Invasive Burmese pythons are slithering their way up Florida, expanding their territory in the state and wreaking havoc on native species
A python is seen as Robert Edman, with the Florida Fish and Wildlife Conservation Commission, gives a python-catching demonstration to potential snake hunters at the start of the Python Bowl 2020 on January 10, 2020 in Sunrise, Florida. Joe Raedle/Getty Images
  • Burmese pythons have been taking a toll on natural ecosystems in South Florida for decades.
  • Pythons were recently spotted in a wildlife refuge in Palm Beach County for the first time.

Burmese pythons are making their way further north in Florida according to recent sightings in Palm Beach County.

The pythons are invasive in Florida, where they have flourished in the Southern part of the state, including Everglades National Park, and taken a heavy toll on natural ecosystems.

Now multiple sightings of the giant snakes have been reported in Arthur R. Marshall Loxahatchee National Wildlife Refuge, the most northern part of the historic everglades wetland area, The Palm Beach Post reported this week.
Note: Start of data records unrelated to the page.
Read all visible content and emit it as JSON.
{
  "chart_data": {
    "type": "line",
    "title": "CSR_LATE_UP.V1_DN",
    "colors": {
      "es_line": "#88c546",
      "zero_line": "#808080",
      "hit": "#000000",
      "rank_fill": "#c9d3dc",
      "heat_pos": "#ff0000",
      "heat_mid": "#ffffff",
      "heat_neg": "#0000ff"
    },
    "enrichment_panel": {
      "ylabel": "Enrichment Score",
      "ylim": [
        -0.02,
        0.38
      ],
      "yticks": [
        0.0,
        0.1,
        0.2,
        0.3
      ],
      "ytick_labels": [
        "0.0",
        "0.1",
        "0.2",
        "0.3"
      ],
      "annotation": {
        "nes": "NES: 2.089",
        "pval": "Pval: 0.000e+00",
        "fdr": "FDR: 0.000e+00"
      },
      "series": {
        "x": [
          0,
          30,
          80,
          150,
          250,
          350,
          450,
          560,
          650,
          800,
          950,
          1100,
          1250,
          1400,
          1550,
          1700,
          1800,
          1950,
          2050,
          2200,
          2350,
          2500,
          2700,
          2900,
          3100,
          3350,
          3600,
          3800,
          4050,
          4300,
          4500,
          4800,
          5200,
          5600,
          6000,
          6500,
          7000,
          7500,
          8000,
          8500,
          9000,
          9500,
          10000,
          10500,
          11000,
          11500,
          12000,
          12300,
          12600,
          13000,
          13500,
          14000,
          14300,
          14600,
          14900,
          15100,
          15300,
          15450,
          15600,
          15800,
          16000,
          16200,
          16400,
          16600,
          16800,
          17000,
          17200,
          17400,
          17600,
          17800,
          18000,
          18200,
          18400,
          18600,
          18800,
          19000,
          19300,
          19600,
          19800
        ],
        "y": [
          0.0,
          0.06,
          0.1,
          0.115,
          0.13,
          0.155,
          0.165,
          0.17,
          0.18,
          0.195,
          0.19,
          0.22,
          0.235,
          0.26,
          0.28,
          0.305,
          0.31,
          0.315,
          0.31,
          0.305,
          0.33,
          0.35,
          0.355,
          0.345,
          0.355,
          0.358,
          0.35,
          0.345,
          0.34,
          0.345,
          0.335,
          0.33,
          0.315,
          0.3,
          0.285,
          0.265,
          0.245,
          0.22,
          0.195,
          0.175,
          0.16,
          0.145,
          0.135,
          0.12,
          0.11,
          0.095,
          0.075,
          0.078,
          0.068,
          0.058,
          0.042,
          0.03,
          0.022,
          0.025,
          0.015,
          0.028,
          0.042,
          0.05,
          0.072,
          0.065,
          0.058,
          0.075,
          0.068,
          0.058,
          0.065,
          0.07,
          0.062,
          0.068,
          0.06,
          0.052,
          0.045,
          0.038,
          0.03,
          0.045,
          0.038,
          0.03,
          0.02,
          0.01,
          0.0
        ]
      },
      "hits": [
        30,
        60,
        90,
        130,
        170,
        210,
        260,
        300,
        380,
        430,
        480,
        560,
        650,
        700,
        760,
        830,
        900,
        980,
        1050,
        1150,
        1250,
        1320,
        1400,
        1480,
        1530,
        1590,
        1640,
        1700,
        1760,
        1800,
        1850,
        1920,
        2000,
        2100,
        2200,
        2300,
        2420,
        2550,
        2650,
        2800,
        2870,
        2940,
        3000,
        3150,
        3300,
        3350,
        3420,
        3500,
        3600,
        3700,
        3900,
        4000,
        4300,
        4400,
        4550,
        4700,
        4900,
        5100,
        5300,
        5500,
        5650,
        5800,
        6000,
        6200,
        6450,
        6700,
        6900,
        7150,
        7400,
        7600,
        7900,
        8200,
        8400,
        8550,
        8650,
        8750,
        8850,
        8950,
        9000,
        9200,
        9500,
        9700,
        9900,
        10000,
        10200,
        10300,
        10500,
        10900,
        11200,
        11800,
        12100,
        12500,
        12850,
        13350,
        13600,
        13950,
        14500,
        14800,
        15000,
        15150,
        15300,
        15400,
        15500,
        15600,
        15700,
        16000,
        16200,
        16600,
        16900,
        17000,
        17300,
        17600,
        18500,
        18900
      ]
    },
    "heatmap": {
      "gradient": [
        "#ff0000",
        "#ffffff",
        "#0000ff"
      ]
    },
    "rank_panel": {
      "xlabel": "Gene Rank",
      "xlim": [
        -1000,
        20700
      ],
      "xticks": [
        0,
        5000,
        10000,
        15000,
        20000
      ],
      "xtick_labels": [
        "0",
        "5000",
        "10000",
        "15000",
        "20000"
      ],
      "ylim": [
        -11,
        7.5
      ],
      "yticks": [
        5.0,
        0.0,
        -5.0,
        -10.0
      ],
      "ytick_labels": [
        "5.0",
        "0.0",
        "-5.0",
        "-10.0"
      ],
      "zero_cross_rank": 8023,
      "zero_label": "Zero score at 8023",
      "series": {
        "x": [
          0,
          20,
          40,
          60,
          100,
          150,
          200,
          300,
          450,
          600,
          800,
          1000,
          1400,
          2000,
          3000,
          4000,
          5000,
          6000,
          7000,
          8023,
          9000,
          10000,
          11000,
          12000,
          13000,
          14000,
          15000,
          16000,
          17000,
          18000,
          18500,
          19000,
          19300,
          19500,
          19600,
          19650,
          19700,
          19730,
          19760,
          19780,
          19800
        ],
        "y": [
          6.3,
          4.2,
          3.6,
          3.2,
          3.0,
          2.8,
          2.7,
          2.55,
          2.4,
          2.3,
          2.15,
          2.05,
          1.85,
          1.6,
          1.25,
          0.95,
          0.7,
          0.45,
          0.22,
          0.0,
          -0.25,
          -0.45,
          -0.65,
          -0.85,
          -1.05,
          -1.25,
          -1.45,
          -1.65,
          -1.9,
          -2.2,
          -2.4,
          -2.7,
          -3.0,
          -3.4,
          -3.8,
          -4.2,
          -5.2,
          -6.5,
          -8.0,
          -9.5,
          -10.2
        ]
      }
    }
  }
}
"We have finally, unhappily, sighted a Burmese python in the interior of the refuge," Frank Mazzotti, a wildlife professor at the University of Florida, told the Post.

Officials of the South Florida Water Management District are now strategizing how to contain the threat of pythons expanding further in the area, according to the Post, but efforts to contain the snakes elsewhere in the state have not been entirely successful.


The first reports of pythons in the wild in Florida were in the 1980s. Biologists believe the python population in South Florida was established after pet owners became tired of caring for the giant snakes and released them into the wild.

Since then, the snakes have overrun the region, preying on small mammals and competing with other native species for food. They have no natural predators in the region to help control their numbers.

A study published in 2012 linked sharp declines in multiple native species to the snakes. The researchers found populations of raccoons, opossums, and bobcats had dropped 99.3, 98.9, and 87.5 percent respectively since 1997. Other species like marsh rabbits, cottontail rabbits, and foxes "effectively disappeared."

The study found the timing and geographic patterns of the population declines coincided with the rise and spread of the pythons.

In an effort to control the python populations, it's legal to hunt for pythons on private land at any time with the landowner's permission, no permit required, and the Florida Fish and Wildlife Conservation Commission encourages people to do so.


There are also some state and local python removal programs, including free training for anyone who wants to learn how to hunt pythons, as well as a paid team of python hunters that people can apply to join.